We define Geospatial Inquiry as:
Asking and answering a question through the analysis and communication of data that is linked to a geographic location on, above, or near Earth. These data are often represented visually via maps and explored with geospatial technologies such as ArcGIS Online.
Geospatial Inquiry involves analysis of geospatial data:
- Geo: of or pertaining to Earth
- Spatial: of or pertaining to space
- Data: facts and statistics collected together for reference or analysis
Geospatial Inquiry includes multiple phases, but it is a continual process and does not necessarily begin or end at any one point. Sometimes, a Geospatial Inquiry starts with a digital map that includes some points, lines and polygons, or “layers”. These layers are tied to a great deal of data, facts and statistics. Because they are tied to locations on Earth, these data can be displayed in a geographic information system (GIS), like ArcGIS online.
For example, perhaps we open a map that displays data from the Center for Disease Control. We see that each layer on the map is represented by points, lines, polygons, and/or images which represent features such as individuals who display symptoms of a disease, healthcare facilities, and roads and waterways. Because we are in an online environment, we can zoom, pan, and click around the map to EXAMINE GEOSPATIAL DATA. We begin to wonder why the features appear where they do. As we explore further and click on individual features on the map, we realize that each feature often has a lot more information associated with it than meets the eye. Some features have several attributes, or characteristics attached to them. For example, a point could represent a health clinic, but upon closer inspection, may include data about the total number patients treated within a certain time period, their ages, their symptoms, diagnoses, treatments and mortality rates. We can see this by displaying the attribute table that is associated with the feature. We begin to ASK QUESTIONS and look for patterns and relationships in the data. For example, we might wonder if there is a relationship between the occurrences of malaria and proximity to standing water. With a question in mind, we can begin to ANALYZE AND INTERPRET GEOSPATIAL DATA. We can filter the data to only display malaria cases. Then we can calculate how many instances of malaria occurred within a certain distance to a body of water. Armed with this information as evidence for our claim about this relationship, we are able to display the data for any intended audience, ARGUE FROM EVIDENCE, share our findings with stakeholders, receive feedback and REVISE our ARGUMENT as new evidence becomes available. At any given point along this geospatial inquiry, more QUESTIONS may arise, and we may need to ANALYZE AND INTERPRET additional GEOSPATIAL DATA in order to make an informed decision or better understand whatever we may be investigating.

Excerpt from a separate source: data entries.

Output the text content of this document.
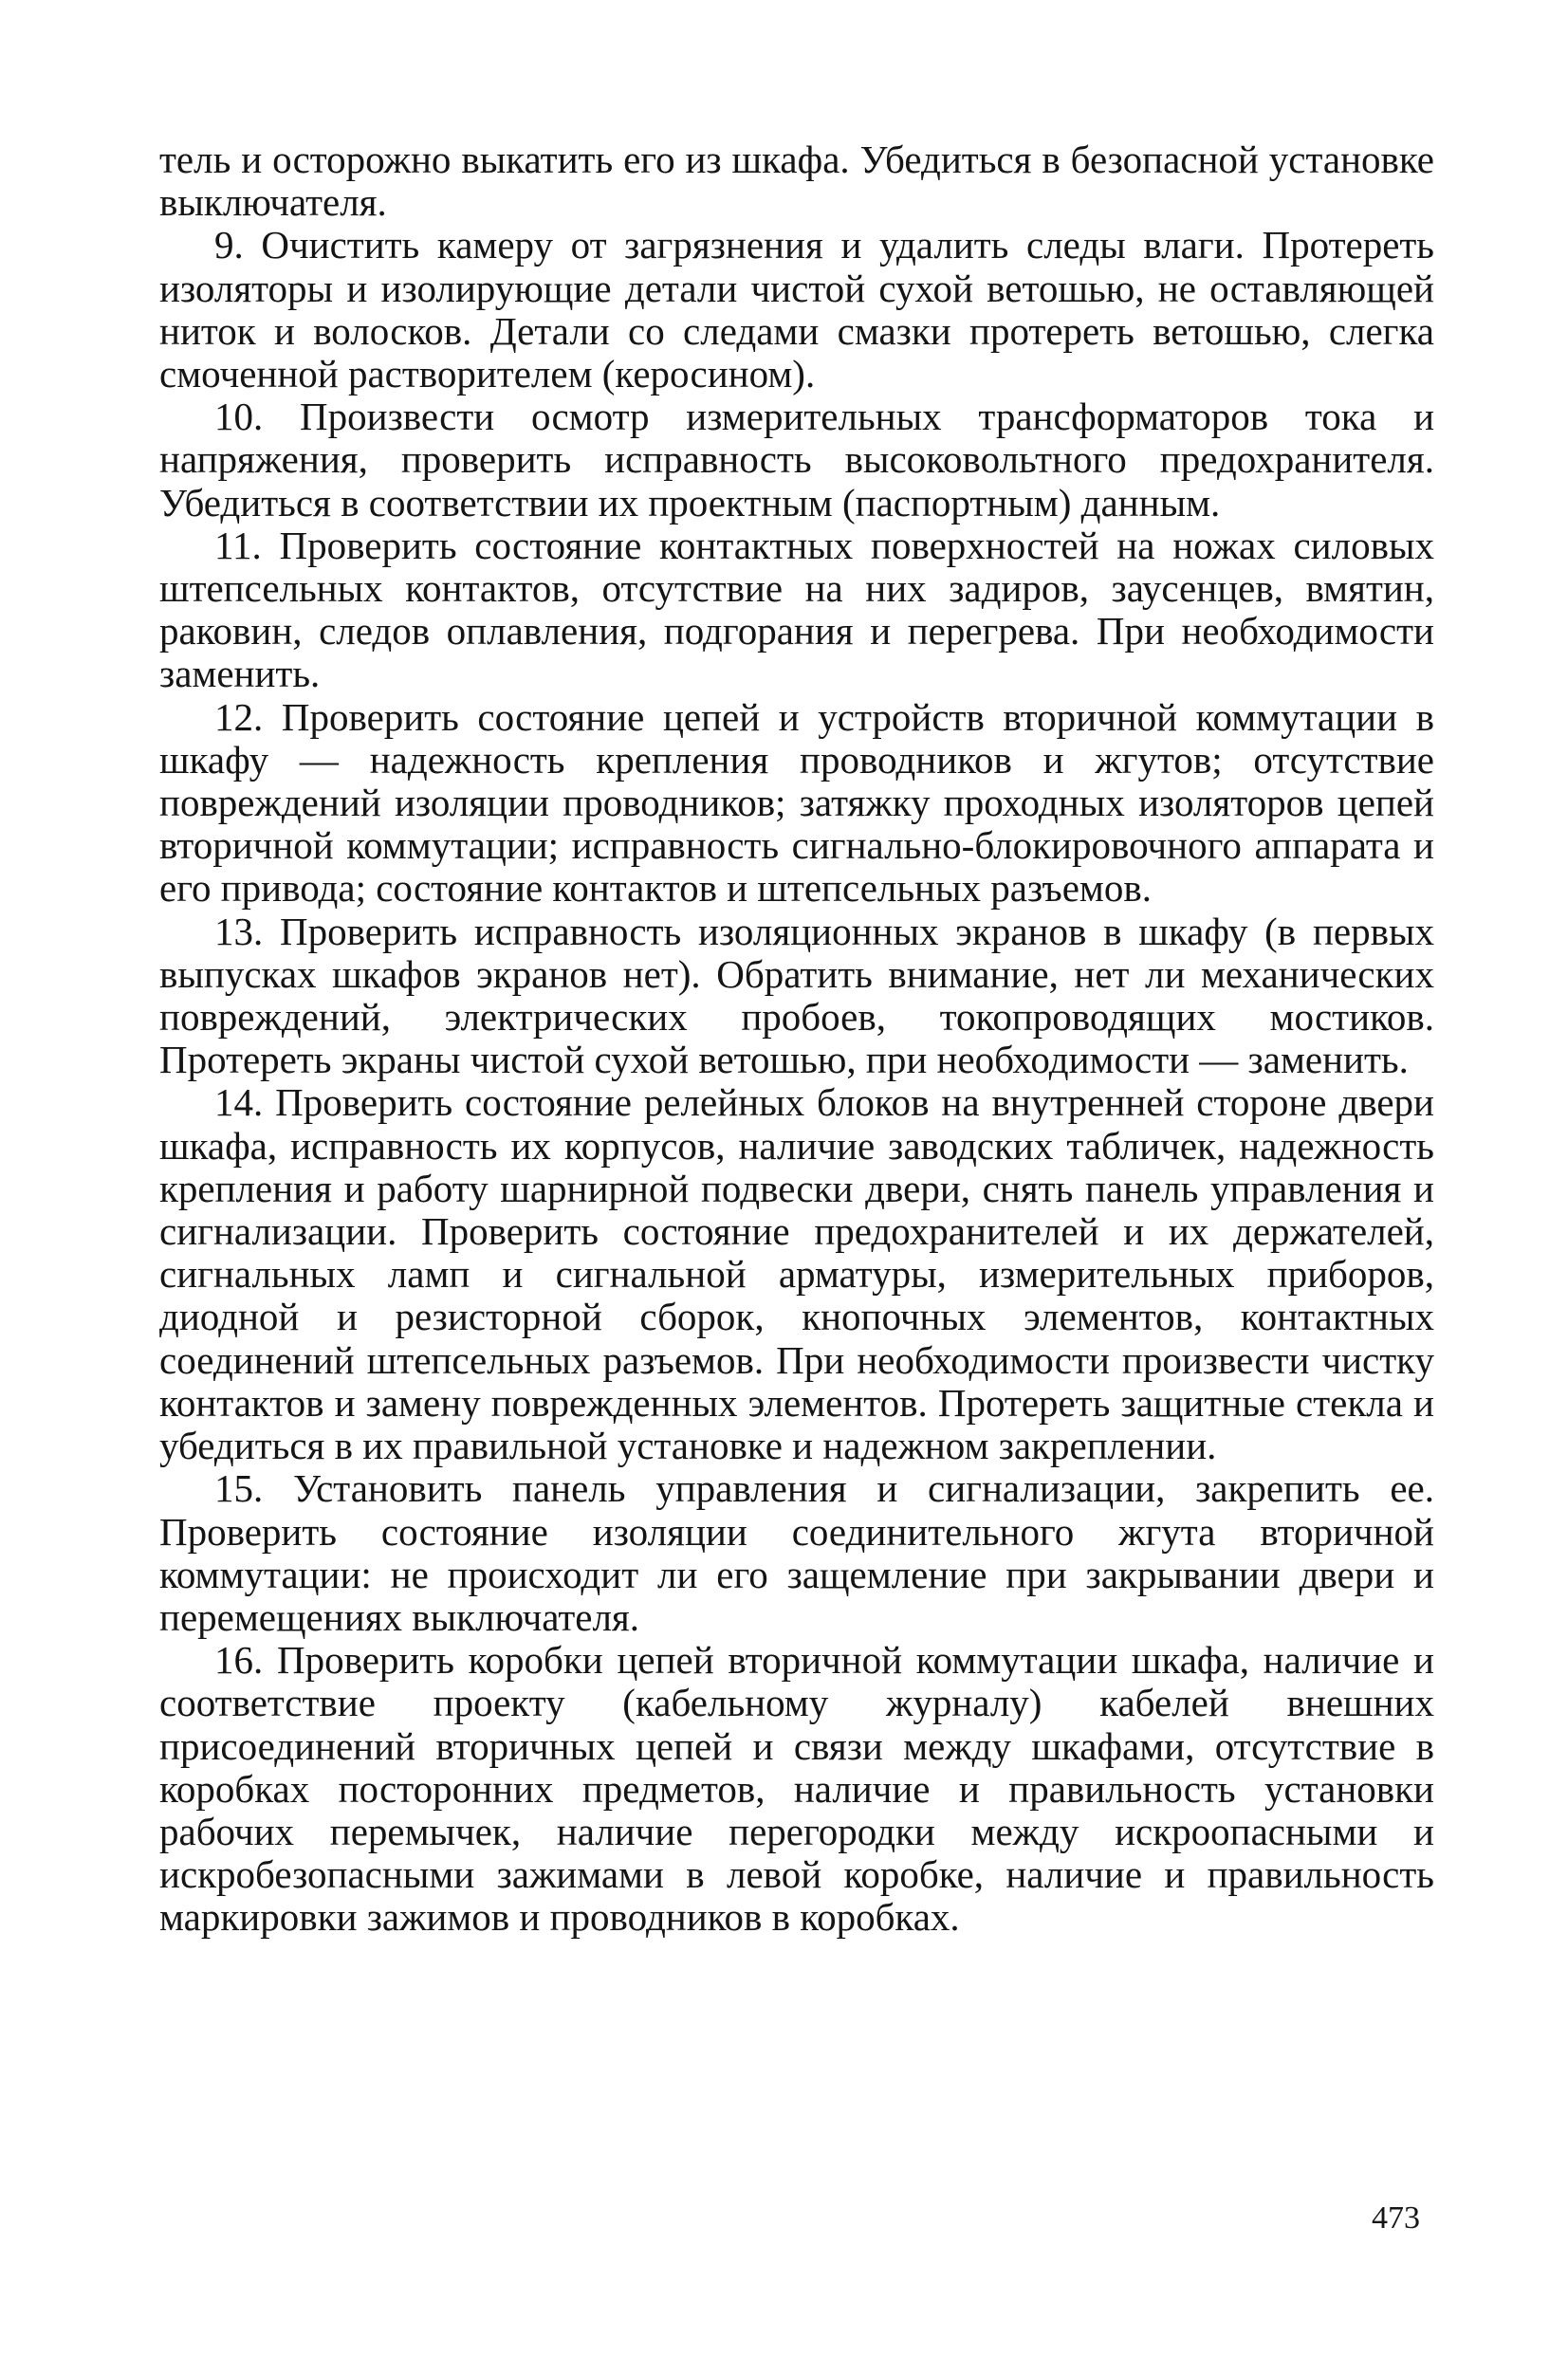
тель и осторожно выкатить его из шкафа. Убедиться в безопасной установке выключателя.

9. Очистить камеру от загрязнения и удалить следы влаги. Протереть изоляторы и изолирующие детали чистой сухой ветошью, не оставляющей ниток и волосков. Детали со следами смазки протереть ветошью, слегка смоченной растворителем (керосином).

10. Произвести осмотр измерительных трансформаторов тока и напряжения, проверить исправность высоковольтного предохранителя. Убедиться в соответствии их проектным (паспортным) данным.

11. Проверить состояние контактных поверхностей на ножах силовых штепсельных контактов, отсутствие на них задиров, заусенцев, вмятин, раковин, следов оплавления, подгорания и перегрева. При необходимости заменить.

12. Проверить состояние цепей и устройств вторичной коммутации в шкафу — надежность крепления проводников и жгутов; отсутствие повреждений изоляции проводников; затяжку проходных изоляторов цепей вторичной коммутации; исправность сигнально-блокировочного аппарата и его привода; состояние контактов и штепсельных разъемов.

13. Проверить исправность изоляционных экранов в шкафу (в первых выпусках шкафов экранов нет). Обратить внимание, нет ли механических повреждений, электрических пробоев, токопроводящих мостиков. Протереть экраны чистой сухой ветошью, при необходимости — заменить.

14. Проверить состояние релейных блоков на внутренней стороне двери шкафа, исправность их корпусов, наличие заводских табличек, надежность крепления и работу шарнирной подвески двери, снять панель управления и сигнализации. Проверить состояние предохранителей и их держателей, сигнальных ламп и сигнальной арматуры, измерительных приборов, диодной и резисторной сборок, кнопочных элементов, контактных соединений штепсельных разъемов. При необходимости произвести чистку контактов и замену поврежденных элементов. Протереть защитные стекла и убедиться в их правильной установке и надежном закреплении.

15. Установить панель управления и сигнализации, закрепить ее. Проверить состояние изоляции соединительного жгута вторичной коммутации: не происходит ли его защемление при закрывании двери и перемещениях выключателя.

16. Проверить коробки цепей вторичной коммутации шкафа, наличие и соответствие проекту (кабельному журналу) кабелей внешних присоединений вторичных цепей и связи между шкафами, отсутствие в коробках посторонних предметов, наличие и правильность установки рабочих перемычек, наличие перегородки между искроопасными и искробезопасными зажимами в левой коробке, наличие и правильность маркировки зажимов и проводников в коробках.

473
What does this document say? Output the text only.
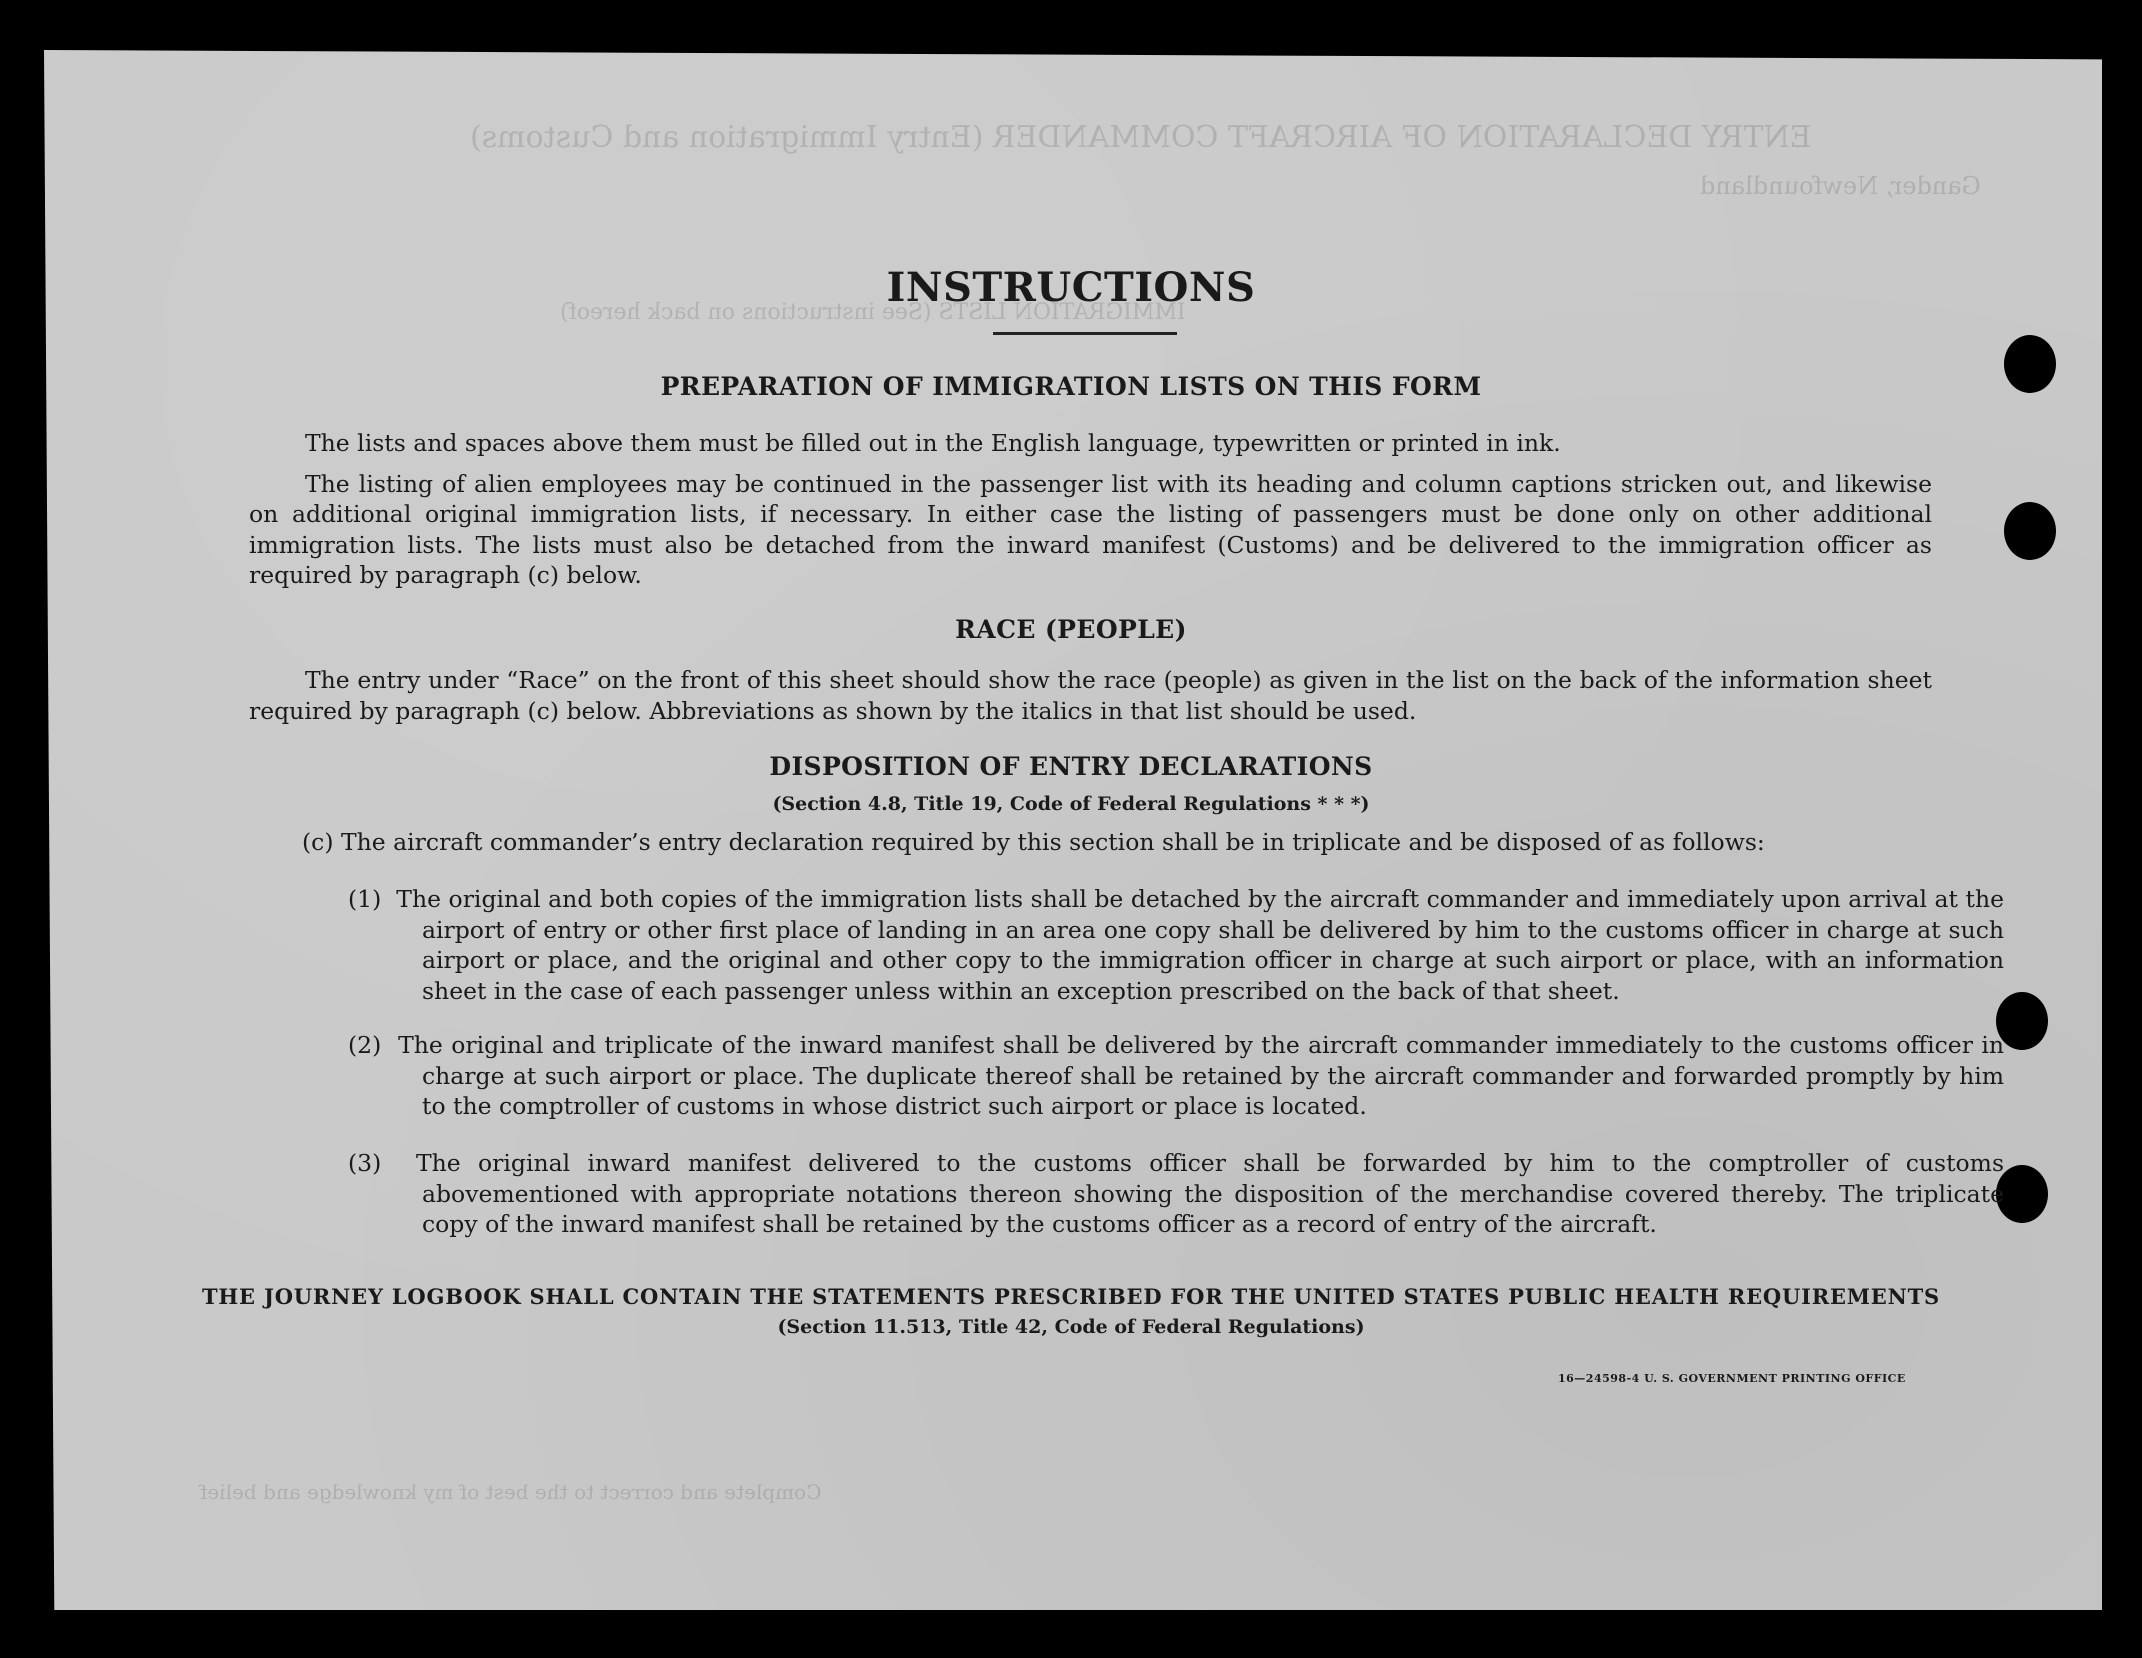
ENTRY DECLARATION OF AIRCRAFT COMMANDER (Entry Immigration and Customs)
Gander, Newfoundland
IMMIGRATION LISTS (See instructions on back hereof)
Complete and correct to the best of my knowledge and belief
INSTRUCTIONS
PREPARATION OF IMMIGRATION LISTS ON THIS FORM

The lists and spaces above them must be filled out in the English language, typewritten or printed in ink.

The listing of alien employees may be continued in the passenger list with its heading and column captions stricken out, and likewise on additional original immigration lists, if necessary. In either case the listing of passengers must be done only on other additional immigration lists. The lists must also be detached from the inward manifest (Customs) and be delivered to the immigration officer as required by paragraph (c) below.

RACE (PEOPLE)

The entry under “Race” on the front of this sheet should show the race (people) as given in the list on the back of the information sheet required by paragraph (c) below. Abbreviations as shown by the italics in that list should be used.

DISPOSITION OF ENTRY DECLARATIONS
(Section 4.8, Title 19, Code of Federal Regulations * * *)
(c) The aircraft commander’s entry declaration required by this section shall be in triplicate and be disposed of as follows:
(1)  The original and both copies of the immigration lists shall be detached by the aircraft commander and immediately upon arrival at the airport of entry or other first place of landing in an area one copy shall be delivered by him to the customs officer in charge at such airport or place, and the original and other copy to the immigration officer in charge at such airport or place, with an information sheet in the case of each passenger unless within an exception prescribed on the back of that sheet.
(2)  The original and triplicate of the inward manifest shall be delivered by the aircraft commander immediately to the customs officer in charge at such airport or place. The duplicate thereof shall be retained by the aircraft commander and forwarded promptly by him to the comptroller of customs in whose district such airport or place is located.
(3)  The original inward manifest delivered to the customs officer shall be forwarded by him to the comptroller of customs abovementioned with appropriate notations thereon showing the disposition of the merchandise covered thereby. The triplicate copy of the inward manifest shall be retained by the customs officer as a record of entry of the aircraft.
THE JOURNEY LOGBOOK SHALL CONTAIN THE STATEMENTS PRESCRIBED FOR THE UNITED STATES PUBLIC HEALTH REQUIREMENTS
(Section 11.513, Title 42, Code of Federal Regulations)
16—24598-4 U. S. GOVERNMENT PRINTING OFFICE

Principles of Geospatial Inquiry
1. Geospatial Inquiry requires purpose: answering a question, solving a
problem, or explaining a phenomenon.
2. Geospatial Inquiry employs geospatial technologies as tools which
enhance the ability to make sense of relationships and patterns in
geospatial data and to create visual evidence to support written
arguments.
3. Geospatial Inquiry promotes cross-disciplinary practices and 21st
century skills such as collaborating with peers to ask questions,
creatively selecting and displaying appropriate geospatial data,
critically analyzing and interpreting geospatial data, and engaging in
argument using geospatial data as evidence to communicate ideas
to diverse audiences.
4. Geospatial Inquiry involves reflective practice. Learning
builds from prior knowledge and experience and requires
metacognition to support conceptual understanding.
5. Geospatial Inquiry is socially constructed. Learners require
opportunities to collaborate, compare ideas, and receive
feedback on those ideas through productive, equitable and
respectful discourse.
6. Geospatial Inquiry is iterative and sequenced over time and
employs technological and communication scaffolds to promote
conceptual understanding of big disciplinary ideas.
7. Engaging in Geospatial Inquiry and seeing how Geospatial Inquiry is
used by professionals provides inspiration to enter STEM careers.